Confirm your asset class before claiming deductions. A 5-year vs. 7-year misclassification invites IRS challenge. Reference IRS Rev. Proc. 87-56 or have a cost segregation specialist document the classification — "I assumed it was 5-year" won't hold in an audit.

The mid-quarter convention can eliminate your year-one upside. Place more than 40% of personal property in service in Q4 and the mid-quarter convention applies retroactively to all personal property placed in service that year — including January additions. Plan acquisitions to spread across the calendar year.
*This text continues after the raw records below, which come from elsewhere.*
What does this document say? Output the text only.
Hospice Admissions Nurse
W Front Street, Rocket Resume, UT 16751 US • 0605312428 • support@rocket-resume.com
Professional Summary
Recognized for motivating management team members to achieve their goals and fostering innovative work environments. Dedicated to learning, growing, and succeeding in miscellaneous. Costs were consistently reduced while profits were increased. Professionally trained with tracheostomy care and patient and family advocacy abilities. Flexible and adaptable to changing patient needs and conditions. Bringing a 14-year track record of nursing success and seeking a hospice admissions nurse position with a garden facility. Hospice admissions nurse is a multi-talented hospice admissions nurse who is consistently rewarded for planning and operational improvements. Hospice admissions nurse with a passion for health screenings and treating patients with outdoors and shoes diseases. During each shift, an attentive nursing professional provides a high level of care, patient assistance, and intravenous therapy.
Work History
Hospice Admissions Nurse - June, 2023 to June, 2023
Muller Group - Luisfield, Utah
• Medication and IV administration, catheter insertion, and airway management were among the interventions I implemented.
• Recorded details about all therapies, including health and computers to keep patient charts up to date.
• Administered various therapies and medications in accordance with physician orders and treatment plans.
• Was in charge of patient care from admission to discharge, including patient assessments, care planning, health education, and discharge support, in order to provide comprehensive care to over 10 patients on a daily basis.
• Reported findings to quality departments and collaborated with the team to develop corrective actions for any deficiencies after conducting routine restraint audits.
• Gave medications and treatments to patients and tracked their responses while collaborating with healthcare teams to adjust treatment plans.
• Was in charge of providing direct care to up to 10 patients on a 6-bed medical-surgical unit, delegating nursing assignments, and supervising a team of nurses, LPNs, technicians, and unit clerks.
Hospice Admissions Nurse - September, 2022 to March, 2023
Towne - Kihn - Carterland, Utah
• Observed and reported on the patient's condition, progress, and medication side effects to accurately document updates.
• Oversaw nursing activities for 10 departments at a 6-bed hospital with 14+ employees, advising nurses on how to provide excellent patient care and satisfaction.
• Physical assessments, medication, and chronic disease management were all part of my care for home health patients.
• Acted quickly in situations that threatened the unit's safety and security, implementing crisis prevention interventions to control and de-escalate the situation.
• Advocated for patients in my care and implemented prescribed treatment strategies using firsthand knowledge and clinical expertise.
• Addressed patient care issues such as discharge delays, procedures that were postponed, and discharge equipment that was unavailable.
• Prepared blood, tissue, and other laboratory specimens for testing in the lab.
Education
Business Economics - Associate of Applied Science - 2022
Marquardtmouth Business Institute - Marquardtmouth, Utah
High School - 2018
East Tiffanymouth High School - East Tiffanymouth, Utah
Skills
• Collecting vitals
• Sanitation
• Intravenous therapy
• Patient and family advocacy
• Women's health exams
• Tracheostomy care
ADS applies whether you chose it or not. Vacation rentals with more than 14 days personal use, listed property, and foreign-use situations require ADS: longer lives, straight-line only, no bonus depreciation. Calculating under GDS when ADS is required creates a compounding timing error across every depreciation schedule.

Ask an Investor

The Takeaway

MACRS determines how fast every component becomes a tax deduction. The building moves slowly — 27.5-year straight-line. Everything else moves faster: appliances at 5–7 years with 200% declining balance, land improvements at 15 years. Those distinctions are the foundation of real estate tax strategy. Cost segregation isn't magic — it's precise classification under a system that rewards faster write-offs on shorter-lived property. Get your asset classes documented at acquisition, and you'll claim every deduction the tax code intends for you.